Oscar Munoz, CEO of United Airlines and epic-level wizard of bungled public relations as of late, the same man who made sure "re-accommodate" will live on in damage-control infamy and threw blame on a victim mere hours after aviation police appear to have thrown him to the floor, was named Communicator of the Year less than a month before Sunday's fiasco and Munoz's subsequent tone-deaf response.

Shocking videos emerged on Sunday night of a United Airlines passenger, identified today as David Dao, bloodied and violently dragged down the aisle of a plane after he refused to give up his seat on the overbooked flight. Munoz, who saw a PR-nightmare ditch and screamed "deeper!," released the following SMDH-worthy statement on Monday, which includes the infamous line, "I apologize for having to re-accommodate these customers."

It didn't take long for Munoz's award-worthy communications skills to be further exposed, after an email to employees surfaced on Monday afternoon. In it, Munoz casts blame aside and refers to Dao as "disruptive and belligerent."

Both of these responses went down like water in a clogged toilet, of course, and they seemed proof positive of Munoz's lack of messaging (and, also, human empathy) skills. But the CEO—whose company was also at the center of leggingsgate, lets not forget—was in fact honored just this past March by PR Week as "Communicator of the Year."

PRWeek wrote this in March, painfully unaware of what was to follow:

"Munoz has shown himself to be a smart, dedicated, and excellent leader who understands the value of communications.
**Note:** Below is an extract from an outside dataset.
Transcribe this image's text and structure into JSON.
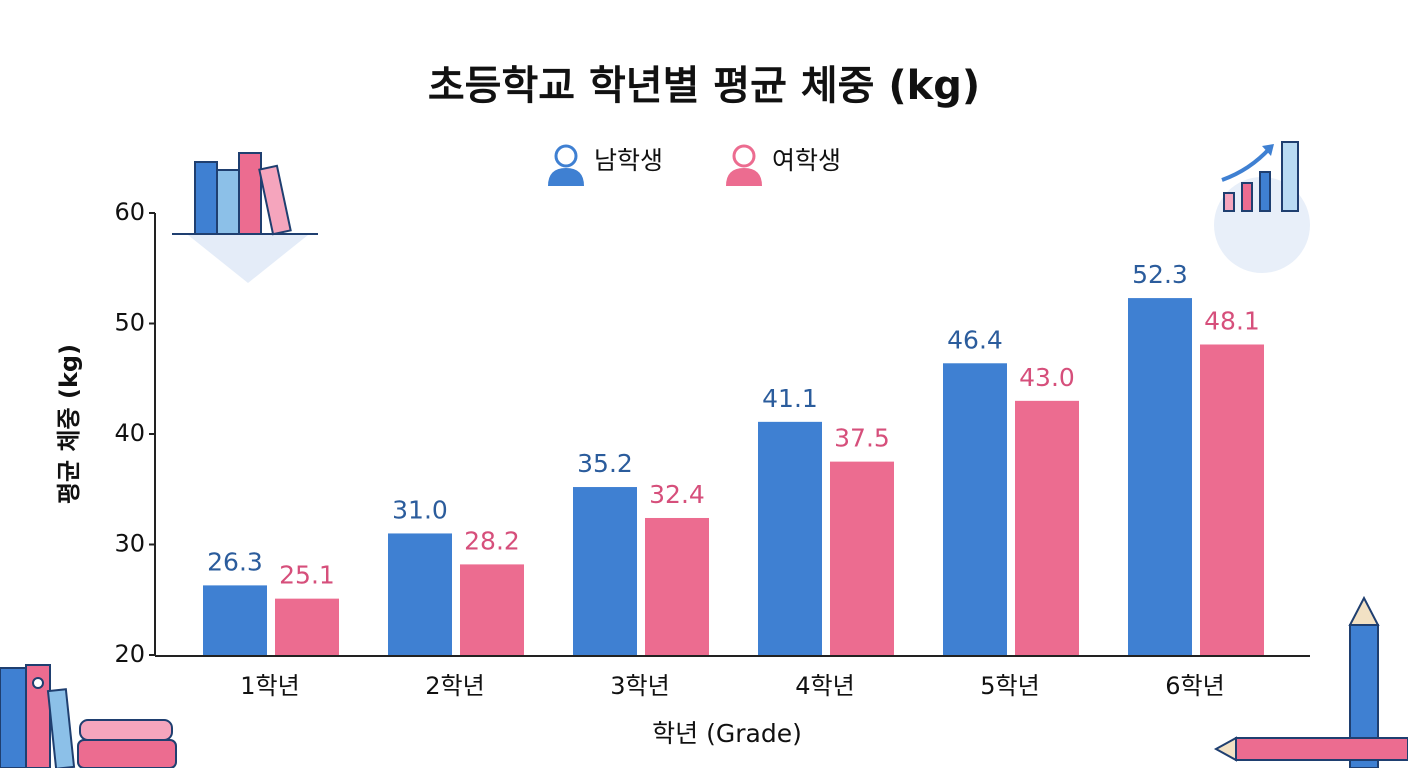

His ability to connect and share with employees his vision for the airline, and get them to rally behind it, is a key reason PRWeek named him 2017 Communicator of the Year."

It goes on to highlight Munoz's demonstrated ability to rein in CS issues (no really, it does):

"Critical to its success has been United’s ability to reach new contracts with all union groups, most well ahead of deadlines, helping to curtail customer service problems caused by disgruntled workers that had long plagued the airline. A lot of the credit went to Munoz. He won praise from union bosses for his easy rapport with shop-floor workers, a rarity in any industry."

You can check out PRWeek's hosannas and United's press release about the award, both of which obviously ooze bitter irony today, by following the links.

No word yet on whether the master communicator has been briefed on the definition of "volunteer" yet.